The linear line has a positive slope which suggests that there is a positive relationship between BMI and premium levels.
This is expected because similar to smoking, people who are obese are at a much higher risk of health-related issues such as diabetes, high blood pressure and stroke.
Lmplot is similar to regplot but offers the ability to categorise the data points into different groups.
Here, I have used a lmplot to visualise charges against age and further categorised the data points by age category.
Here is another example where I have plotted chargest against BMI and further grouped the data points by smoking status.
Swarmplot draws a categorical scatterplot with non-overlapping points.
There are two observations that can be made via this plot:
- Smokers pay a higher premium than non-smokers
- The vast majority of non-smokers can be seen at the lower end of the premium levels
Violinplot draws a combination of boxplot and kernel density estimate.
Pointplot represents an estimate of central tendency for a numerical variable by the position of scatter plot points.

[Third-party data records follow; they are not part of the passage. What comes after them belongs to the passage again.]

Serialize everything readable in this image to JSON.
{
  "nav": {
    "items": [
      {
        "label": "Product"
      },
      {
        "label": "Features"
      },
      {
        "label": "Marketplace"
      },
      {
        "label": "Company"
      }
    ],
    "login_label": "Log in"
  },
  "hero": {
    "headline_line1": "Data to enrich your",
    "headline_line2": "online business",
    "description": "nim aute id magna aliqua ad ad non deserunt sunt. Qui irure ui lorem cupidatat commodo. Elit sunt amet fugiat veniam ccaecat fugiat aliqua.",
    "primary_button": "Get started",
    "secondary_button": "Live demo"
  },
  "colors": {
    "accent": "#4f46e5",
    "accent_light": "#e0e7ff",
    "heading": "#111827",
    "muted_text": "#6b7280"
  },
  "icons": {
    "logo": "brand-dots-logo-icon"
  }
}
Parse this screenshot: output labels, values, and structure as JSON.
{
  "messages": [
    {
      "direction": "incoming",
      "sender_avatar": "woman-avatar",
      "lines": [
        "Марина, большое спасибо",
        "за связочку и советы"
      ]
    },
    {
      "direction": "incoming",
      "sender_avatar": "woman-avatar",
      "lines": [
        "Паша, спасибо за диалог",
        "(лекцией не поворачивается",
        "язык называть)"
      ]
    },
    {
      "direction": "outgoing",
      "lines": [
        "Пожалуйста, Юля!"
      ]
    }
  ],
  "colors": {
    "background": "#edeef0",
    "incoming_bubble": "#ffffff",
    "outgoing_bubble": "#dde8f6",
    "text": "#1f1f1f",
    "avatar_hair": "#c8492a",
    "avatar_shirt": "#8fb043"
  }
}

It also provides some indication of the uncertainty around that estimate using error bars.
Here, I have plotted charges against weight condition, categorised by smoking status.
Pairplot plots pairwise relationships between numerical variables in the dataset.
Here is a pairplot categorised by smoking status.
To summarise, Seaborn is a robust data visualisation library that is built on top of the Python programming language.
In this article, we have considered various plots that can be used to visualise the distribution as well as the relationship between different variables in a dataset.
When visualising data, it is important to distinguish between variables that are categorical and numerical as they each require different plots in order to produce visualisations that are meaningful.
I hope that you have learned more about the Seaborn library as well as how different features like age, gender, smoking status and weight condition correlate with premium levels.
Thank you so much for reading. Happy learning!